Daar hoeft de Minister niet op te reageren, maar het mag natuurlijk wel.

Minister Grapperhaus:

De toekomstvisie van dit kabinet is structureel investeren in de politie en in politiemensen.

De voorzitter:

Fijn, dan heeft de heer Van Dam nog een interruptie.

De heer Van Dam (CDA):

Natuurlijk is het pijnlijk dat er een correctie moet komen op dat budget, maar ik begrijp ook dat de Minister moet kiezen uit meerdere kwaden. Wat dat betreft, snap ik het wel. Ik wil alleen iets meer inzicht hebben in de vraag waar dat nu gaat neerdalen binnen de politie. Ik begrijp dat hij zegt dat het niet ten koste gaat van de nieuwe mensen die we gaan aannemen. Maar ja, als ik thuis 18 miljoen minder krijg, dan heeft dat wellicht iets meer effect op de financiële huishouding van de familie Van Dam. Dat moet ik u op voorhand wel toegeven. Maar 18 miljoen is toch een heel bedrag. Ik zou het wel fijn vinden als de Minister toch iets meer licht laat schijnen op waar het dan om gaat. Misschien kan de Minister dat vanmiddag al doen. Dan hebben we ook nog een sessie. Ik vraag dit niet omdat ik daar dan meteen van alles van wil vinden, maar de politieorganisatie piept en kraakt. Ik ben toch wel heel benieuwd waar men dan 18 miljoen kan missen. Ik denk dat dat ook de zorg is van veel collega's hier. Misschien dat de Minister daar nog een zaklampje op kan laten schijnen.

Minister Grapperhaus:

Ik kijk even naar de andere leden. Ik vind het prima om dat vanmiddag in het WGO nog eens uitvoeriger aan de orde te stellen; in de brief wordt er ook al het een en ander over gezegd. Zal ik dat doen, voorzitter?

De voorzitter:

Dat lijkt me goed, want ik denk dat dit onderwerp, als ik dat als onafhankelijk voorzitter inschat, breder is dan alleen maar de politie. Of zie ik dat verkeerd?

De heer Van Dam (CDA):

Nou, ja, die prijsbijstelling gaat er natuurlijk bij allerlei organisaties vanaf. Ik zou het specifiek voor de politie willen weten, gelet op de problematiek. Als de Minister dat vanmiddag nader kan toelichten, vind ik het prima.

De voorzitter:

Laten we dat dan afspreken.

Minister Grapperhaus:

Mevrouw Helder vroeg naar de gelden voor de modernisering van het Wetboek van Strafvordering. Ik verwacht medio 2020 van alle ketenpartners het totale inzicht te hebben in de gelden waar het om gaat. Mevrouw Helder noemde overigens een bedrag en zei vervolgens dat daar nog de kosten bijkomen van het opleiden van de nieuwe mensen met betrekking tot het nieuwe Wetboek van Strafvordering. Maar die kosten zaten natuurlijk in het bedrag dat zij noemde en dat ook maar een eerste bedrag was.

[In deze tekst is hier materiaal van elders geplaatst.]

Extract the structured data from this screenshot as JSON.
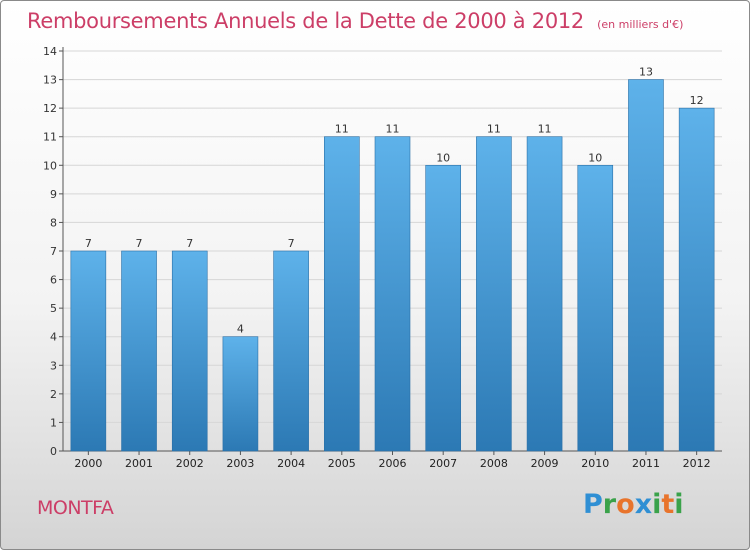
{
  "header": {
    "title": "Remboursements Annuels de la Dette de 2000 à 2012",
    "subtitle": "(en milliers d'€)"
  },
  "footer": {
    "place": "MONTFA",
    "logo": [
      "P",
      "r",
      "o",
      "x",
      "i",
      "t",
      "i"
    ]
  },
  "colors": {
    "title": "#cc3e67",
    "bar_top": "#5eb2ea",
    "bar_bottom": "#2c79b4",
    "logo": [
      "#2f8fd4",
      "#3aa24a",
      "#e8742c",
      "#2f8fd4",
      "#3aa24a",
      "#e8742c",
      "#3aa24a"
    ]
  },
  "chart_data": {
    "type": "bar",
    "title": "Remboursements Annuels de la Dette de 2000 à 2012",
    "subtitle": "(en milliers d'€)",
    "categories": [
      "2000",
      "2001",
      "2002",
      "2003",
      "2004",
      "2005",
      "2006",
      "2007",
      "2008",
      "2009",
      "2010",
      "2011",
      "2012"
    ],
    "values": [
      7,
      7,
      7,
      4,
      7,
      11,
      11,
      10,
      11,
      11,
      10,
      13,
      12
    ],
    "data_labels": [
      "7",
      "7",
      "7",
      "4",
      "7",
      "11",
      "11",
      "10",
      "11",
      "11",
      "10",
      "13",
      "12"
    ],
    "yticks": [
      "0",
      "1",
      "2",
      "3",
      "4",
      "5",
      "6",
      "7",
      "8",
      "9",
      "10",
      "11",
      "12",
      "13",
      "14"
    ],
    "ylim": [
      0,
      14
    ],
    "grid": true,
    "legend": "none"
  }
}
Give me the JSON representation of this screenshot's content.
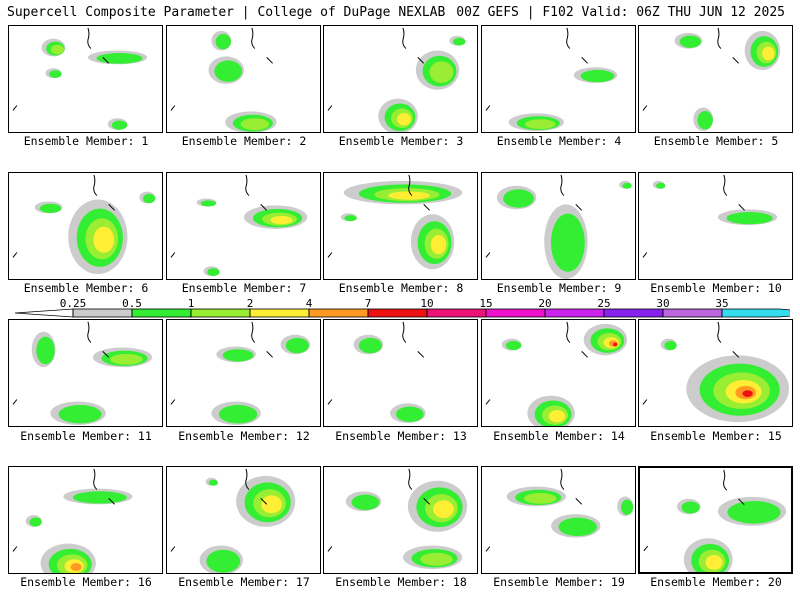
{
  "header": {
    "title": "Supercell Composite Parameter | College of DuPage NEXLAB",
    "run_info": "00Z GEFS | F102 Valid: 06Z THU JUN 12 2025"
  },
  "colorbar": {
    "labels": [
      "0.25",
      "0.5",
      "1",
      "2",
      "4",
      "7",
      "10",
      "15",
      "20",
      "25",
      "30",
      "35"
    ],
    "colors": [
      "#cccccc",
      "#33ee33",
      "#99ee33",
      "#ffee33",
      "#ff9922",
      "#ee1111",
      "#ee1177",
      "#ee11cc",
      "#cc22ee",
      "#8822ee",
      "#bb66dd",
      "#33ddee"
    ]
  },
  "members": [
    {
      "label": "Ensemble Member: 1"
    },
    {
      "label": "Ensemble Member: 2"
    },
    {
      "label": "Ensemble Member: 3"
    },
    {
      "label": "Ensemble Member: 4"
    },
    {
      "label": "Ensemble Member: 5"
    },
    {
      "label": "Ensemble Member: 6"
    },
    {
      "label": "Ensemble Member: 7"
    },
    {
      "label": "Ensemble Member: 8"
    },
    {
      "label": "Ensemble Member: 9"
    },
    {
      "label": "Ensemble Member: 10"
    },
    {
      "label": "Ensemble Member: 11"
    },
    {
      "label": "Ensemble Member: 12"
    },
    {
      "label": "Ensemble Member: 13"
    },
    {
      "label": "Ensemble Member: 14"
    },
    {
      "label": "Ensemble Member: 15"
    },
    {
      "label": "Ensemble Member: 16"
    },
    {
      "label": "Ensemble Member: 17"
    },
    {
      "label": "Ensemble Member: 18"
    },
    {
      "label": "Ensemble Member: 19"
    },
    {
      "label": "Ensemble Member: 20"
    }
  ]
}
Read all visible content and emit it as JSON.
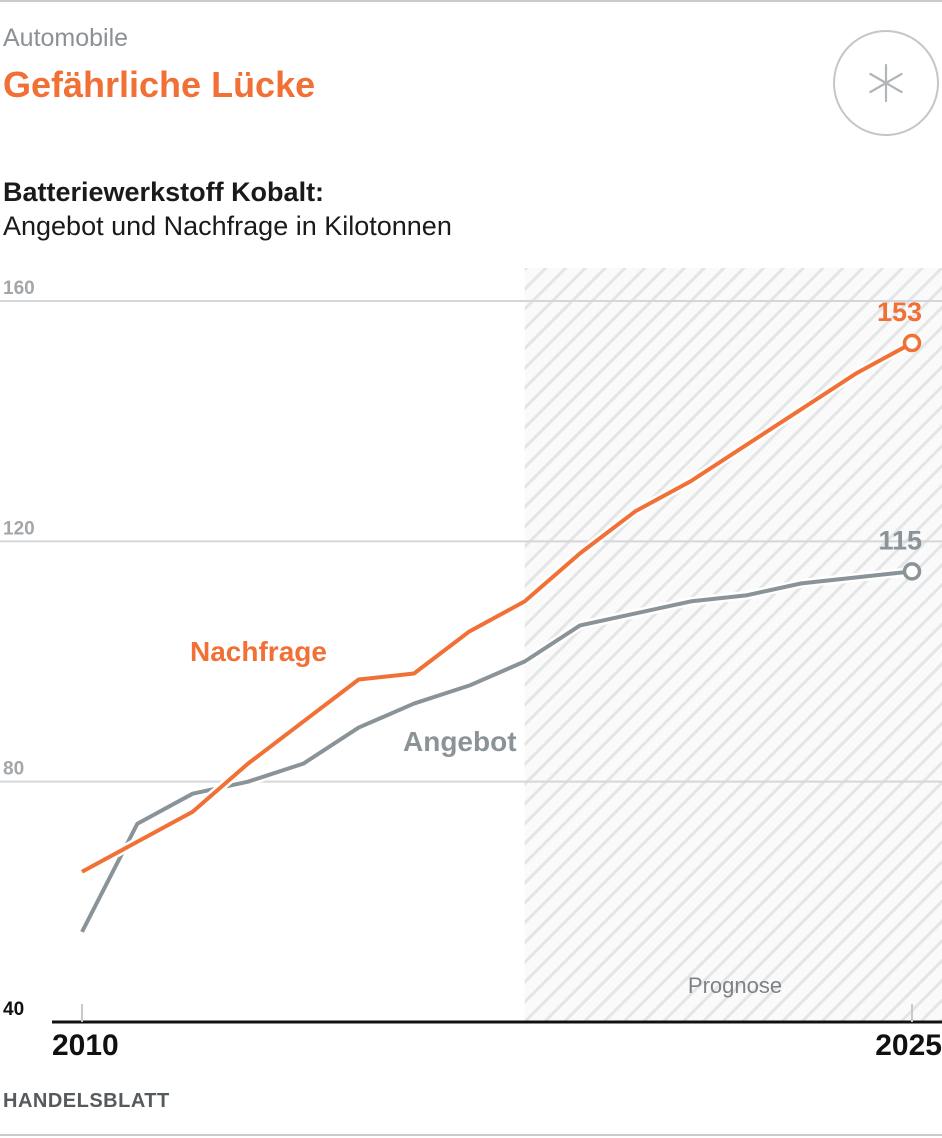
{
  "header": {
    "kicker": "Automobile",
    "headline": "Gefährliche Lücke",
    "badge_icon": "asterisk-icon"
  },
  "subtitle": {
    "bold": "Batteriewerkstoff Kobalt:",
    "regular": "Angebot und Nachfrage in Kilotonnen"
  },
  "source": "HANDELSBLATT",
  "colors": {
    "nachfrage": "#f07035",
    "angebot": "#8a9398",
    "grid": "#d4d7d9",
    "tick_label": "#a3a7aa",
    "forecast_hatch": "#e3e5e6"
  },
  "chart_data": {
    "type": "line",
    "x": [
      2010,
      2011,
      2012,
      2013,
      2014,
      2015,
      2016,
      2017,
      2018,
      2019,
      2020,
      2021,
      2022,
      2023,
      2024,
      2025
    ],
    "x_tick_labels": [
      "2010",
      "2025"
    ],
    "ylim": [
      40,
      160
    ],
    "y_ticks": [
      40,
      80,
      120,
      160
    ],
    "grid": true,
    "forecast_region": {
      "from": 2018,
      "to": 2025,
      "label": "Prognose"
    },
    "series": [
      {
        "name": "Nachfrage",
        "color": "#f07035",
        "values": [
          65,
          70,
          75,
          83,
          90,
          97,
          98,
          105,
          110,
          118,
          125,
          130,
          136,
          142,
          148,
          153
        ],
        "end_label": "153"
      },
      {
        "name": "Angebot",
        "color": "#8a9398",
        "values": [
          55,
          73,
          78,
          80,
          83,
          89,
          93,
          96,
          100,
          106,
          108,
          110,
          111,
          113,
          114,
          115
        ],
        "end_label": "115"
      }
    ]
  }
}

Voorzitter. Dan heb ik nog twee dingen, nee drie, van de heer Van Dam. Ik zal in het halfjaarbericht van december nader ingaan op de uitwerking van de motie over het meldpunt misstanden. Ik heb aan de Kamer voldoende duidelijk aangegeven dat ik begrijp dat dit meldpunt een soort extern georganiseerd iets moet zijn, maar daar kom ik bij u op terug.

Ik kan heel erg kort zijn over het meelopen van politiemensen in het veteranendefilé: daar ga ik me sterk voor maken. Ik moet bekennen dat ik daar niet van op de hoogte was, dus alleen al daarom heb ik een stevige inspanningsverplichting op dat punt.

Voorzitter. Ten slotte de fittest. Daar had mevrouw Laan-Geselschap een vraag over. Het is niet mijn beeld dat het een struikelblok is. Er vielen in 2018 slechts enkele aspiranten om die reden uit. Er bestaat altijd de mogelijkheid voor aspiranten om te herkansen. Ik heb dat vorige week laten weten in de beantwoording en ik heb er toen zelf nog even goed op gelet. In eerste instantie is die herkansing op vrij korte termijn, maar als je het op een gegeven moment steeds niet redt, dan houdt het natuurlijk wel een keer op. Verder zou ik, wat de fittest betreft, degenen uit uw commissie die daarvoor belangstelling hebben, willen uitnodigen om samen met mij de fittest te ondergaan, want ik ga hem dan ook doen. Ik zie al een paar mensen in de zaal zo'n beetje hun handen voor hun ogen slaan, maar die uitnodiging staat. Ik zeg u in ieder geval toe dat ik hem binnen nu en zes maanden zal doen.

De voorzitter:

We gaan later wel inventariseren wie dat wil. Ik doe in ieder geval niet mee. Dat kan ik u al wel zeggen. Ik ben al fit; ik hoef niet getest te worden.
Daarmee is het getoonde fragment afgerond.